Lelaki budak, yang bernama Sirin, menjatuhkan pilihan budak wanita Abu Bakar Ash-Siddiq yang bernama Shafiyah. Sirin ingin menjadikan Shafiyah menjadi pendamping hidupanya. Shafiyah yang menjadi budak Abu Bakar Ash-Siddiq, wanita muda yang memiliki wajah yang cantik, dan nampak cerah. Wanita itu sangat baik hati, dan disayangi penduduk Madinah, yang rata-rata mengenalnya. Gadis-gadis lainnya dan orang-orang tua yang melihatnya memiliki pandangan yang sama, bahwa Shafiyah adalah seorang wanita yang cemerlang dan berbudi luhur.
Ketika hari telah direncanakan, kemudian Sirin menghadap Khalifah Abu Bakar Ash-Siddiq, dan mengutarakan keinginannya untuk meminang Shafiyah. Abu Bakar menyelidiki lelaki yang ingin meminang Shafiyah. Khalifah layaknya seorang ayah terhadap putrinya sendiri. Tidak aneh kedudukan Shafiyah ini, di mata Abu Bakar sama dengan putrinya sendiri.
Disamping Abu Bakar merasa bahwa Shafiyah adalah amanah Allah yang harus dijaganya. Maka Khalifah Abu Bakar meniliti dengan sangat cermat terhadap lelaki itu.

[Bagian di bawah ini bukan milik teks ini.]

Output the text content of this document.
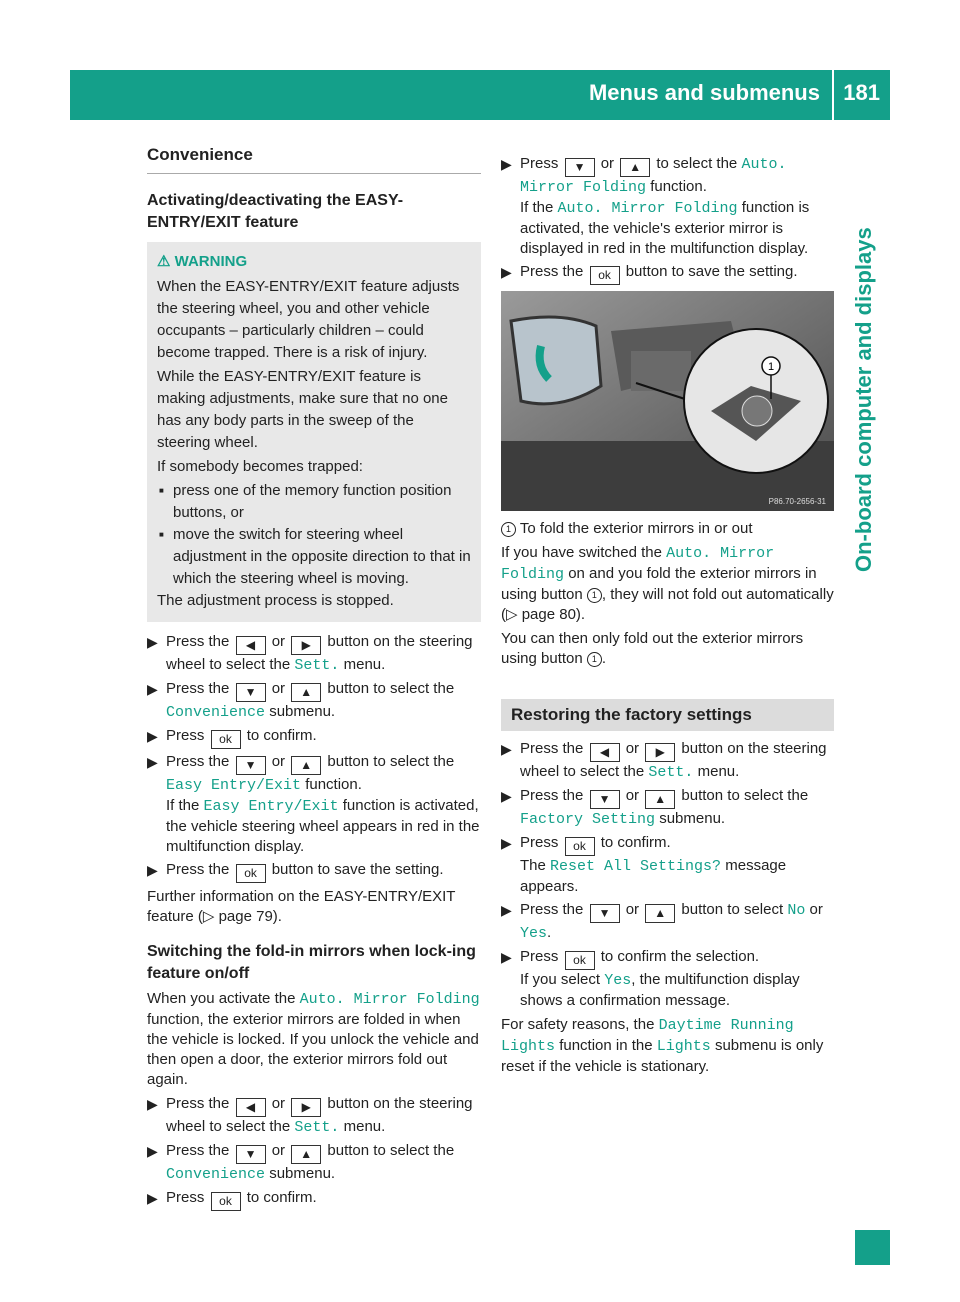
Menus and submenus 181
On-board computer and displays
Convenience
Activating/deactivating the EASY-ENTRY/EXIT feature
⚠ WARNING

When the EASY-ENTRY/EXIT feature adjusts the steering wheel, you and other vehicle occupants – particularly children – could become trapped. There is a risk of injury.

While the EASY-ENTRY/EXIT feature is making adjustments, make sure that no one has any body parts in the sweep of the steering wheel.

If somebody becomes trapped:

■ press one of the memory function position buttons, or
■ move the switch for steering wheel adjustment in the opposite direction to that in which the steering wheel is moving.

The adjustment process is stopped.

▶ Press the ◀ or ▶ button on the steering wheel to select the Sett. menu.
▶ Press the ▼ or ▲ button to select the Convenience submenu.
▶ Press ok to confirm.
▶ Press the ▼ or ▲ button to select the Easy Entry/Exit function.
If the Easy Entry/Exit function is activated, the vehicle steering wheel appears in red in the multifunction display.
▶ Press the ok button to save the setting.

Further information on the EASY-ENTRY/EXIT feature (▷ page 79).

Switching the fold-in mirrors when lock-ing feature on/off

When you activate the Auto. Mirror Folding function, the exterior mirrors are folded in when the vehicle is locked. If you unlock the vehicle and then open a door, the exterior mirrors fold out again.

▶ Press the ◀ or ▶ button on the steering wheel to select the Sett. menu.
▶ Press the ▼ or ▲ button to select the Convenience submenu.
▶ Press ok to confirm.
▶ Press ▼ or ▲ to select the Auto. Mirror Folding function.
If the Auto. Mirror Folding function is activated, the vehicle's exterior mirror is displayed in red in the multifunction display.
▶ Press the ok button to save the setting.
1
P86.70-2656-31

1 To fold the exterior mirrors in or out

If you have switched the Auto. Mirror Folding on and you fold the exterior mirrors in using button 1 , they will not fold out automatically (▷ page 80).

You can then only fold out the exterior mirrors using button 1 .

Restoring the factory settings
▶ Press the ◀ or ▶ button on the steering wheel to select the Sett. menu.
▶ Press the ▼ or ▲ button to select the Factory Setting submenu.
▶ Press ok to confirm.
The Reset All Settings? message appears.
▶ Press the ▼ or ▲ button to select No or Yes.
▶ Press ok to confirm the selection.
If you select Yes, the multifunction display shows a confirmation message.

For safety reasons, the Daytime Running Lights function in the Lights submenu is only reset if the vehicle is stationary.
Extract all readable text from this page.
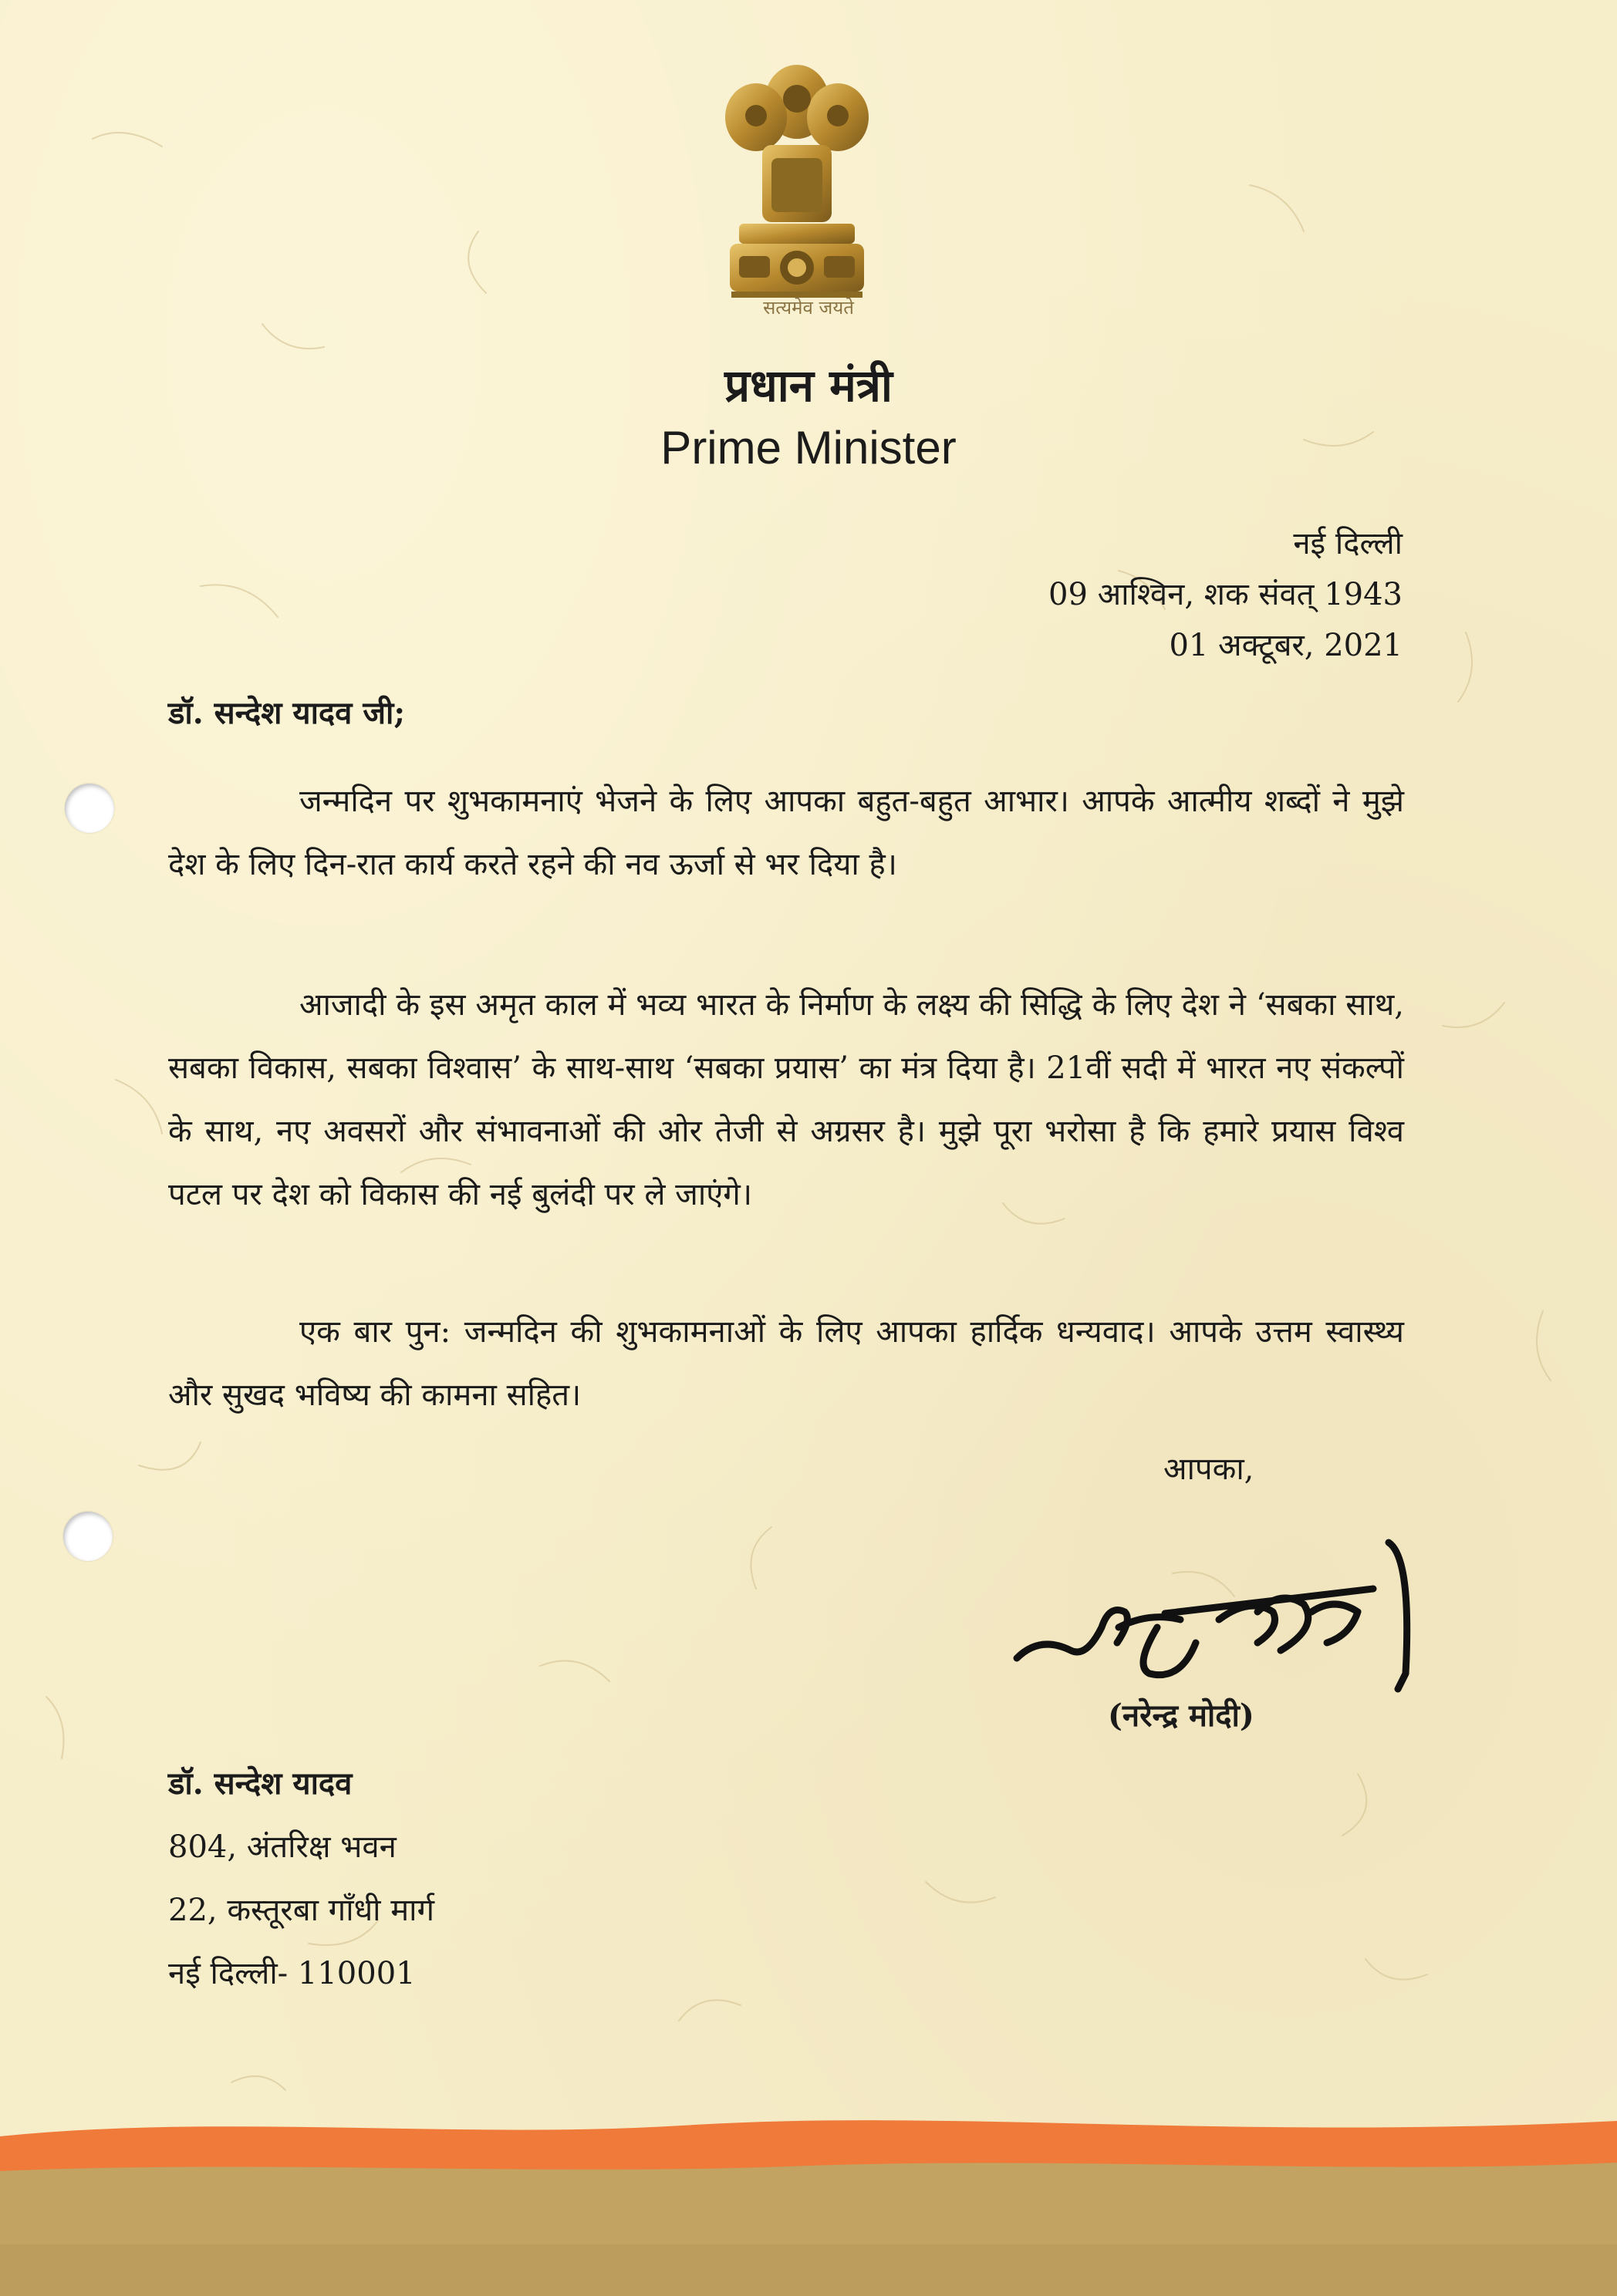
सत्यमेव जयते
प्रधान मंत्री
Prime Minister
नई दिल्ली
09 आश्विन, शक संवत् 1943
01 अक्टूबर, 2021
डॉ. सन्देश यादव जी;

जन्मदिन पर शुभकामनाएं भेजने के लिए आपका बहुत-बहुत आभार। आपके आत्मीय शब्दों ने मुझे देश के लिए दिन-रात कार्य करते रहने की नव ऊर्जा से भर दिया है।

आजादी के इस अमृत काल में भव्य भारत के निर्माण के लक्ष्य की सिद्धि के लिए देश ने ‘सबका साथ, सबका विकास, सबका विश्वास’ के साथ-साथ ‘सबका प्रयास’ का मंत्र दिया है। 21वीं सदी में भारत नए संकल्पों के साथ, नए अवसरों और संभावनाओं की ओर तेजी से अग्रसर है। मुझे पूरा भरोसा है कि हमारे प्रयास विश्व पटल पर देश को विकास की नई बुलंदी पर ले जाएंगे।

एक बार पुन: जन्मदिन की शुभकामनाओं के लिए आपका हार्दिक धन्यवाद। आपके उत्तम स्वास्थ्य और सुखद भविष्य की कामना सहित।

आपका,
(नरेन्द्र मोदी)
डॉ. सन्देश यादव
804, अंतरिक्ष भवन
22, कस्तूरबा गाँधी मार्ग
नई दिल्ली- 110001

Maka, suatu ketika, Abu Bakar meminta pendapat Anas bin Malik ra. Ketika ditanya, Anas menjawab, “Nikahkanlah ia dengan budakmu wahai Amirul Mukminin, dan janganlah Anda mengkawatirkan keadaannya, saya tidak mengenalnya melainkan bahwa dia seorang yang bagus agamanya, bagus akhlaknya dan menjaga kehormatannya. Aku telah menjalin hubungan dengannya semenjak menjadi tawanan Khalid bin Walid bersama empat puluh budak lain lyang masih kecil-kecil. Setelah dibawa ke Madinah, Sirin menjadi bagianku dan aku sangat beruntungkan mendapatkan dia”, ujar Anas.
Akhirnya Abu Bakar Ash-Siddiq menikahkan Shafiyah dengan Sirin, dan kemudian diselenggarakan walimah pernikahan seperti halnya walimah untuk putrinya sendiri. Suatu hal yang sangat langka dinikmati oleh budak atau pembantu wanita lainnya di Madinah.
Pernikahan Sirin dengan Shafiyah itu disaksikan oleh banyak Shahabat utama, diantaranya terdapat 18 shahabat yang ikut perang Badar. Ubai bin Ka’ab penulis wahyu Rasulullah Shallahu alaihi wa sallam diminta untuk mendoakannya sementara hadirin mengamininya.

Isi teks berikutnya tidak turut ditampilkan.